Nagel is your typical mousy evil scientist, and he explained that after working for Hydra, he was hired by the CIA to recreate the super-soldier serum using “blood samples from an American test subject” — Isaiah Bradley. He nearly succeeded, before he disappeared in the Blip. When he got back, nobody was interested in his research anymore, except the Power Broker.

Zemo murdered Nagel, indirectly doing the Flag-Smashers a big favor. Without the ability to make more serum, the Power Broker is going to have to chase them to get the last few doses.

Who is the Power Broker in comics?

Curtiss Jackson, AKA the Power Broker, a white guy in a suit, cowers from a smashed window in U.S. Agent #3, Marvel Comics (2001). Image: Jerry Ordway, Karl Kesel/Marvel Comics

This is an easy one: He’s a Marvel Comics character who makes a(n evil) business out of selling a dangerous superpower treatment to desperate people. Curtiss Jackson employs a mad scientist to give people superpowers, but also to secretly inject them with hardcore addictive substances. When they go into withdrawal, he tells them it’s a side effect of their superpowers, and that they have to keep coming back to him and paying for “treatments.”
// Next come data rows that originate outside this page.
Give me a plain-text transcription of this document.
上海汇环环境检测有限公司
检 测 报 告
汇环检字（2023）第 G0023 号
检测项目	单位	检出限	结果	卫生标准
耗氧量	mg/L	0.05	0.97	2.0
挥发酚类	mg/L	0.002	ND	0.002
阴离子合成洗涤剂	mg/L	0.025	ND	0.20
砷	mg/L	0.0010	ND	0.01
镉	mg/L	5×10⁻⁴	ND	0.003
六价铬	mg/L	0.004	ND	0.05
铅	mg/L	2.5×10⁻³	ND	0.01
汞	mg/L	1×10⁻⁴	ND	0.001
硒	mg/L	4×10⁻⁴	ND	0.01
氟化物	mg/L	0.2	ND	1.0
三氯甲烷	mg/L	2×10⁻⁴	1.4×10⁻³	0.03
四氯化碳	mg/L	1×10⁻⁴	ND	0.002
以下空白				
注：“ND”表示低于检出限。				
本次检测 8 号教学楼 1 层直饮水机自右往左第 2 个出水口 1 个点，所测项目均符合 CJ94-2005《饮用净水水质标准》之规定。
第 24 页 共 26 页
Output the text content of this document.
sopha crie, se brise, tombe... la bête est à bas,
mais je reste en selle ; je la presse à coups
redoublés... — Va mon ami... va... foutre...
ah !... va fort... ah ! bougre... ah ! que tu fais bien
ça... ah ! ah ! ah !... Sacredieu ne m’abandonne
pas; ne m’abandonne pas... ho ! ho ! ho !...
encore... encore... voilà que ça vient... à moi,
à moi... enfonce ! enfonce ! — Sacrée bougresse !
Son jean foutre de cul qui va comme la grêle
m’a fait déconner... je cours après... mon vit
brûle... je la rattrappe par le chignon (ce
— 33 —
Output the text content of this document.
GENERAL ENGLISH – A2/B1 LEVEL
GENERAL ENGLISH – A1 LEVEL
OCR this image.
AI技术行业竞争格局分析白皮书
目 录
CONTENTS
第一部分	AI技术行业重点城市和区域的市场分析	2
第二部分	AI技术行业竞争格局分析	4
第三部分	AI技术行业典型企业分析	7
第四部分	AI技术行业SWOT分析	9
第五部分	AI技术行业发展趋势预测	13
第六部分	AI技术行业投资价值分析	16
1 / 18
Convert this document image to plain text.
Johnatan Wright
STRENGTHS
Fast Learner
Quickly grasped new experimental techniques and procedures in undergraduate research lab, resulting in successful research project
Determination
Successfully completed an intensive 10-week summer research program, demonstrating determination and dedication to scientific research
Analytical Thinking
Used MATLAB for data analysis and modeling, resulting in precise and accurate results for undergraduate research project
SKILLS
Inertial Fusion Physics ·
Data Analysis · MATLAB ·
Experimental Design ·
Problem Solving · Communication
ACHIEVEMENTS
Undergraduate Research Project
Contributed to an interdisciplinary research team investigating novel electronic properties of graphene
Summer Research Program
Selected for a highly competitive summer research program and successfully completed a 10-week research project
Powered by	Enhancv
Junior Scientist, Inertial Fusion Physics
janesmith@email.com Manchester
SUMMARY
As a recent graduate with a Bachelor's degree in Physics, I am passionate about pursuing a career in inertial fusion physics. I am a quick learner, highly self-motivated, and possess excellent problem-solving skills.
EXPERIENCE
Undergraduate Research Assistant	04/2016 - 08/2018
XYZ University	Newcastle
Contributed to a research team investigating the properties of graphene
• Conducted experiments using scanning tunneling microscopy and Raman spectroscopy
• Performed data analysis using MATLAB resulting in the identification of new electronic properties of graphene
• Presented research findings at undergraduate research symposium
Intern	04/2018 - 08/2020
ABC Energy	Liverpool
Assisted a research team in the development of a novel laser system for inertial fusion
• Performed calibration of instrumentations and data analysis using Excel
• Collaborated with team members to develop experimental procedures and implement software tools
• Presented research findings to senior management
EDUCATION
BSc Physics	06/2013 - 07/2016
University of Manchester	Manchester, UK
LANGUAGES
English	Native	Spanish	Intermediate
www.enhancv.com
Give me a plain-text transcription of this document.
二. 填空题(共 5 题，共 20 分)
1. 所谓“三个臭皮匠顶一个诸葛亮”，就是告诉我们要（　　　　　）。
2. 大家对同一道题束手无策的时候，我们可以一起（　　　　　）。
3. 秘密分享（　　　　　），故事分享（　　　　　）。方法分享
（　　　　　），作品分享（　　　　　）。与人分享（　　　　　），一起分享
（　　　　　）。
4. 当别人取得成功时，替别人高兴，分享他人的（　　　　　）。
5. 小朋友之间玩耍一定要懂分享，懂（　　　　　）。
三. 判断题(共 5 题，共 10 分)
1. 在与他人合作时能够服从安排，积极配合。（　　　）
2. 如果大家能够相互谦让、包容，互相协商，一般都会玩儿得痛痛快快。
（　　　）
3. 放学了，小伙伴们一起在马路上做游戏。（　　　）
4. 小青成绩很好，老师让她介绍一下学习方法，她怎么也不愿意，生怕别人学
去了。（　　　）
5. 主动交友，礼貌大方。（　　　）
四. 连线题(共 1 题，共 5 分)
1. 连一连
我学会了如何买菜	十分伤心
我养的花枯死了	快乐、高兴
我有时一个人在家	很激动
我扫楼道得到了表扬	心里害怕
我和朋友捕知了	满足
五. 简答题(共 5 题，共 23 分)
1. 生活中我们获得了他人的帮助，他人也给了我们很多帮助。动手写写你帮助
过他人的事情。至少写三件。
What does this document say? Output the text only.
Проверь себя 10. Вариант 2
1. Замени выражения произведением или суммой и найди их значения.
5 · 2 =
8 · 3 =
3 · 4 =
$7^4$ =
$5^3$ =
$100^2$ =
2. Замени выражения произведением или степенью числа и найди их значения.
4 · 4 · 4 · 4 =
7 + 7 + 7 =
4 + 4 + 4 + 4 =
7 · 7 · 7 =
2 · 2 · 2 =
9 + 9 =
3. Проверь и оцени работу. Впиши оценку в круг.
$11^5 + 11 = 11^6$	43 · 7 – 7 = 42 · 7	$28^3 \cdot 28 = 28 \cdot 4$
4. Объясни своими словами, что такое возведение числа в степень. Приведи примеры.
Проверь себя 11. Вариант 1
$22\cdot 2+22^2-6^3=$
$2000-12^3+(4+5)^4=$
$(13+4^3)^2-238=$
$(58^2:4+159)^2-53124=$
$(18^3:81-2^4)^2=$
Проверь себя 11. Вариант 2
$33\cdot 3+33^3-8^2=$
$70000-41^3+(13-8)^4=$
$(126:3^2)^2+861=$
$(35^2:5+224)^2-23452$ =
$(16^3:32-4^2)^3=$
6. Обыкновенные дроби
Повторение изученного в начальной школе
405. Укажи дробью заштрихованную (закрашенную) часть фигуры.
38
Nobody’s saying that superhero comics are subtle.

While the Power Broker is obscure, the character does have ties to other aspects of the story The Falcon and the Winter Soldier is telling. For example, in comics, Power Broker is how John Walker got his superpowers, enabling him to become the Super-Patriot, and later Captain America, and then U.S. Agent.

The Power Broker’s dishonesty with his clients — subjecting them to medical procedures they didn’t sign up for — is reminiscent of many real unethical medical experiments and campaigns. Those real historical events inspired the creation of Isaiah Bradley, the first Black Captain America, who also appeared in episode 2.

And speaking of Bradley, in comics, the Power Broker’s pet scientist is a guy named Karl Malus (get it? like malice?), but Falcon and Winter Soldier’s guy is named after a different mad scientist trying to recreate the super-soldier formula. And while there’s absolutely no shortage of those in the Marvel Comics setting, Dr. Wilfred Nagel was the head scientist of the murderous, exploitative government program that gave Isaiah Bradley his strength.

Unethical science and super-soldiers — from Bucky to Isaiah to the Power Broker — is a running theme for The Falcon and the Winter Soldier.

How did the Power Broker’s victims usually pay him back?

Oh, you know. By competing in a super-strength-only professional wrestling federation. Do we think that will show up in Falcon and Winter Soldier? No, but we live in hope.